Figure 6. Optimizing timing for Ad-Cre mediated recombination in fibrin gels.
(A) Increasing Ad-Cre MOI on Scxf/f MEFs results in dose-dependent increase in Scx−/− DNA, indicating functional recombination by Ad-Cre. (B) Immediate addition of Ad-Cre results in uniform distribution of recombined cells within constructs compared to (C) delayed addition after construct formation. MEFs express the Tomato reporter (D) 2 and (E) 4 days after Ad-Cre induction with greater numbers of recombined cells observed at 4 day compared to 2 day. (F) Tomato expression and (F’) DAPI staining showed excellent recombination of cells within construct with no adverse effect on construct formation by Ad-Cre. Cell images were taken at 4× magnification. Scalebars: 100 µm.
To determine optimal timing, we used a low dose of Ad-Cre (MOI 10) and initiated recombination directly after gel casting (T-7) or after construct formation (T0). The localization and distribution of Tomato+ cells was visualized after an additional 7 days of culture (T7). When cells were recombined with Ad-Cre directly after gel casting, Tomato+, recombined cells were detected throughout the construct at T7. In contrast, when Ad-Cre was added at T0, only the cells in the construct periphery were Tomato+, suggesting inadequate penetration by Ad-Cre after construct formation (Figure 6B, C).
Finally, we tested our optimized parameters for dose (MOI 100) and timing (T-7) on MEFs in 3D culture, to evaluate recombination efficiency and construct formation under high Ad-Cre exposure. Since Ad-Cre is non-replicating, exposure of the virus was transient (2 days), however new cells expressing the Tomato reporter were detected up to 4 days (Figure 6D, E). This was likely due to the lag time between infection and subsequent Cre expression, recombination, and Tomato transcription. Construct formation was not impaired by high Ad-Cre exposure as all constructs formed successfully, within a standard contraction time of 7 to 14 days. Transverse sections of T0 constructs showed a large number of Tomato+ cells throughout the construct (Figure 6F, F’), further confirming effective recombination by Ad-Cre using the optimized parameters.
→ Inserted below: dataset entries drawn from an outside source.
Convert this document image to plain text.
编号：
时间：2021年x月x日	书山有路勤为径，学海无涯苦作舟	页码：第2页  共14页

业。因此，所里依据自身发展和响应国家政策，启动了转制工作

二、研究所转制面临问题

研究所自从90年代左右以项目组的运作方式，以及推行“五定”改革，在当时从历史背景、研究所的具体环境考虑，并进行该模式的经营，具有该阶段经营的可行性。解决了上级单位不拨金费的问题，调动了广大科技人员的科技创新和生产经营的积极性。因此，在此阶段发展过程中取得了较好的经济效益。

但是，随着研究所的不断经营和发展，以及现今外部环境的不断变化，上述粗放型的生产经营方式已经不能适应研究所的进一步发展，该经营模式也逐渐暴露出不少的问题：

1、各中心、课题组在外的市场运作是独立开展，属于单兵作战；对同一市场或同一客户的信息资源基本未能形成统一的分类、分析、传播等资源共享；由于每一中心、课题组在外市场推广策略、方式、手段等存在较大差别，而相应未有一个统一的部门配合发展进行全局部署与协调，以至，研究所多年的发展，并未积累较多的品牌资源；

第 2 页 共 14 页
Study 3: Smad4 deletion abolished TGFβ-induced cell proliferation but did not affect tendon differentiation
In Study 1, we showed that delayed initiation of TGFβ2 resulted in constructs with larger diameter and enhanced expression of tenogenic markers (ScxGFP and Col1a1). Since canonical TGFβ signaling is mediated by two receptor Smads (Smad2 and Smad3) and the common Smad (Smad4), we decided to delete Smad signaling as a proof of concept study to test the efficacy of our system for interrogating gene function. Since Smad2 and Smad3 may be functionally redundant, we chose to use MEFs derived from homozygous Smad4f/f embryos for simplicity.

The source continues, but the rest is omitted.